ONE of the more distressing aspects of the outcry against violence in our nation has been the air of surprise and discovery assumed by certain leaders.
Some of these leaders are rumoured to be among the burgeoning league of wife bashers and family abusers.
Yet publicly, they are wide-eyed, innocent and apparently stunned at the “revelations” of brutality that have been common knowledge for the past 50 years.
The National calls for an end to that kind of double standard.
We want a determination to address this issue, a total commitment on the part of the Parliament to fight family and other forms of violence with all the strength, funding and expertise MPs can command.
All we have heard from our leaders so far is totally unacceptable and an indictment of the perceived superiority of the Melanesian male.
That petition presented to Parliament will now gather dust on some backroom shelf unless the media and the public continue to focus on the issues involved.
It is almost as though the recently elected parliamentarians have looked around the Chamber and seeing but one woman member in their midst, decided that the petition and all the hopes it enshrines is just another female mauswara, another samtimg bilong ol meri.
It isn’t; it won’t go away and the sooner the gentleman ensconced in comfort at Waigani recognise that fact, the easier their life will be.
In London at the beginning of the 20th century, a brave and forthright woman fought for the emancipation of all British women so that they might be freely able to vote.
Until that time, the vote was restricted only to men.
Don’t imagine that the struggle for emancipation of women in “highly civilised Britain” was achieved over cups of tea in polite drawing rooms.
At its peak, the leader of the campaign, Emmeline Pankhurst, marched on the British Parliament with 300 women.
That day – Nov 18, 1910 – became known as Black Friday; 115 of the group were arrested and police used force against them.
By the following April, Emily as she was known, was arrested and jailed for inciting people to place explosives outside the prime minister’s house.
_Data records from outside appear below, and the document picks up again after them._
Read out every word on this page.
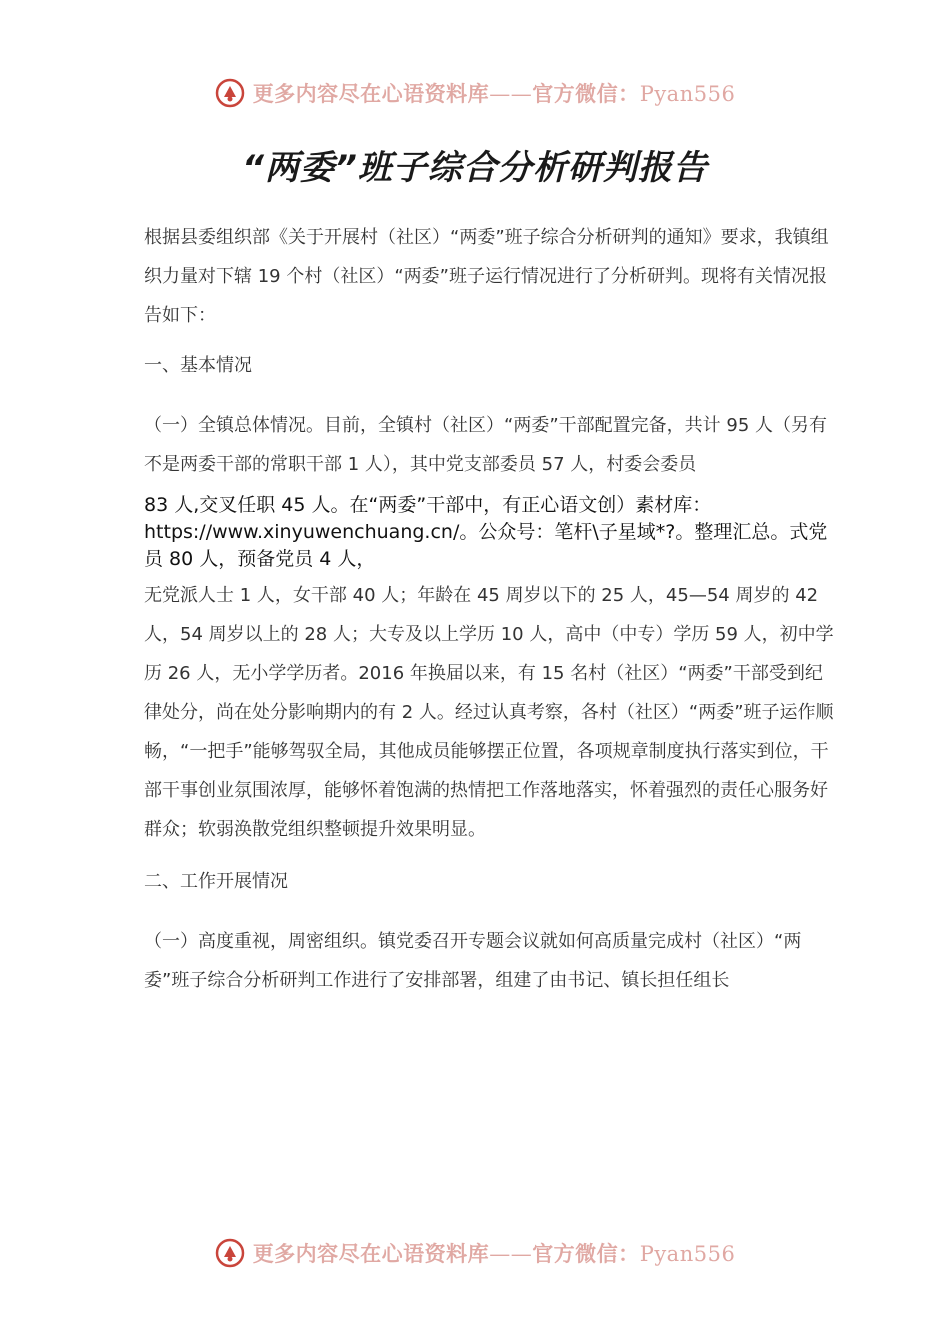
更多内容尽在心语资料库——官方微信：Pyan556
“两委”班子综合分析研判报告

根据县委组织部《关于开展村（社区）“两委”班子综合分析研判的通知》要求，我镇组织力量对下辖 19 个村（社区）“两委”班子运行情况进行了分析研判。现将有关情况报告如下：

一、基本情况

（一）全镇总体情况。目前，全镇村（社区）“两委”干部配置完备，共计 95 人（另有不是两委干部的常职干部 1 人），其中党支部委员 57 人，村委会委员

83 人,交叉任职 45 人。在“两委”干部中，有正心语文创）素材库：https://www.xinyuwenchuang.cn/。公众号：笔杆\子星域*?。整理汇总。式党员 80 人，预备党员 4 人，

无党派人士 1 人，女干部 40 人；年龄在 45 周岁以下的 25 人，45—54 周岁的 42 人，54 周岁以上的 28 人；大专及以上学历 10 人，高中（中专）学历 59 人，初中学历 26 人，无小学学历者。2016 年换届以来，有 15 名村（社区）“两委”干部受到纪律处分，尚在处分影响期内的有 2 人。经过认真考察，各村（社区）“两委”班子运作顺畅，“一把手”能够驾驭全局，其他成员能够摆正位置，各项规章制度执行落实到位，干部干事创业氛围浓厚，能够怀着饱满的热情把工作落地落实，怀着强烈的责任心服务好群众；软弱涣散党组织整顿提升效果明显。

二、工作开展情况

（一）高度重视，周密组织。镇党委召开专题会议就如何高质量完成村（社区）“两委”班子综合分析研判工作进行了安排部署，组建了由书记、镇长担任组长

更多内容尽在心语资料库——官方微信：Pyan556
But it was the beginning of Pankhurst’s drive that may be of greatest interest to PNG women today.
She took up the battle for emancipation, which was ultimately successful, in 1903, and formed the Women’s Political and Social Union.
That group became the leader of a movement that had the silent support of women throughout the nation.
The National believes that the answer to women’s concerns in PNG, not only the horror of family and clan violence, but the host of other issues faced by our women, can be best addressed by a co-ordinated and unified movement, one that speaks with one voice for all women in PNG.
There are too many excuses.
“Women are always back-stabbing each other.”
“Women cannot work together for a common goal.”
“Women leaders are those with failed or problematic marriages.”
None of these justifications for treating women as second class citizens is true.
Nor is that other insidious suggestion that educated women cannot work with or for rural or uneducated women.
Take that short list of statements about women and reverse the gender.
Men are equally notorious for back-stabbing, whether in the workplace, on the sports field or even within religious groups.
Men regularly show an inability to work towards one goal, often blindly refusing to see that another man’s point of view may be better than their own.
And mainly as a result of men’s arrogant hunger for power and control even within their own families, many marriages are on the rocks, with desperate women fighting to escape from marital nightmares.
The fact that men appear to be able to work together is mainly because the majority of men believes in male superiority and never questions what they perceive as the male right to ultimate power and authority.
We can only hope that the present Parliament and its members will take a long hard look at the issue of violence in the community – and act before it’s too late.